In the Soviet period, the central streets and squares were named after Communism’s central figures. As such, the English faculty that I’m affiliated with at TNU works out of a former governmental building on Lenina and I do most of my shopping at Silpo, a supermarket located on the end of Karl Marksa. Silpo is the nearest equivalent to a Wa-Mart that I have found here. It is the only place where I have been able to purchase food, light bulbs, hygiene products, and school supplies in a single shopping run. Historical irony of such sheer magnitude occurs with the utmost normalcy here. Just last week I took a picture in Yalta of the resident Lenin statue on the principal square in town pointing towards McDonalds. Need I say more?
Stakhanov’s counterpart in Yugoslavia was Bosnia’s very own Alija Sirotanovic.

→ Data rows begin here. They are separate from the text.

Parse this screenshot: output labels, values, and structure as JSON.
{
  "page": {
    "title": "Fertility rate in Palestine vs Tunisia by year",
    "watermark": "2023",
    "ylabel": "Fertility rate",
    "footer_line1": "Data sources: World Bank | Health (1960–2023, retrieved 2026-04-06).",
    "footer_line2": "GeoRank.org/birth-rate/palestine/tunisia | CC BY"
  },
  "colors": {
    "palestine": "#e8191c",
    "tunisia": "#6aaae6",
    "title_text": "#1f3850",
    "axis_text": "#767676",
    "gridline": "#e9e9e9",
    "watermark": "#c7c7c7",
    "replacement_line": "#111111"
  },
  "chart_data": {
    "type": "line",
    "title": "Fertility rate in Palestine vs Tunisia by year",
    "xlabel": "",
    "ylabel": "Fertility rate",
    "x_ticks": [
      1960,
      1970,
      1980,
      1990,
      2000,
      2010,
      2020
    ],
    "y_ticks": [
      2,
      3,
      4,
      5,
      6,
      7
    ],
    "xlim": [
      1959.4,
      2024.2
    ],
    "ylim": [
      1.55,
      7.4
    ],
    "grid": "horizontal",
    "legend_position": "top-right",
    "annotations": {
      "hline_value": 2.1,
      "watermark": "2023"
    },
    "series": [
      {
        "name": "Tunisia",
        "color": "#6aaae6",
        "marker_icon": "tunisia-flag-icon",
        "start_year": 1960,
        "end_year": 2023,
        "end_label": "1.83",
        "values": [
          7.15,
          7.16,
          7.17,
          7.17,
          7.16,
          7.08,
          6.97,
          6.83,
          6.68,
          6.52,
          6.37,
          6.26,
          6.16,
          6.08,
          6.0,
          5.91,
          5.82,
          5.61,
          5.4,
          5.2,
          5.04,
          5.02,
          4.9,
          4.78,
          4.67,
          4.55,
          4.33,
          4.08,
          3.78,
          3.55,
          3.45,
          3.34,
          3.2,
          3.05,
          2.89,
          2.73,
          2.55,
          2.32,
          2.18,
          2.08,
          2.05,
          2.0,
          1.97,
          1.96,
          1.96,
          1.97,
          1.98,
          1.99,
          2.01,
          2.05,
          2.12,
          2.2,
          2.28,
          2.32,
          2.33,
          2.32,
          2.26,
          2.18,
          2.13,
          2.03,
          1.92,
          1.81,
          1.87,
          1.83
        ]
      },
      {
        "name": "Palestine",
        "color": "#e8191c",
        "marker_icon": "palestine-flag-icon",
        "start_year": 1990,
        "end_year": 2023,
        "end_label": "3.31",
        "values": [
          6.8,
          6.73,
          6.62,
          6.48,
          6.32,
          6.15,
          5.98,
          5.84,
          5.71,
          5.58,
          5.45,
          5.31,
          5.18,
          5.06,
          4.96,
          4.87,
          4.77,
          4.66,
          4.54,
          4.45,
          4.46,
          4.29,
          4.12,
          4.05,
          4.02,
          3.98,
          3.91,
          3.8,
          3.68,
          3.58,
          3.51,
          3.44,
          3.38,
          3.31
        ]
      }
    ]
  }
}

The story goes that he defeated Stakhanov in what can only be described as a coal-off and broke the aforementioned world record during the height of the Tito-Stalin split that set Yugoslavia on its independnent non-aligned trajectory in foreign policy. For his troubles, Tito offered to grant Sirotanovic a wish, but the humble Alija only asked for a bigger shovel. And, so it was. The designed larger shovel became known as a sirotanovicka and it remains a familiar sight to this day to anyone who has been around a Bosnian construction site.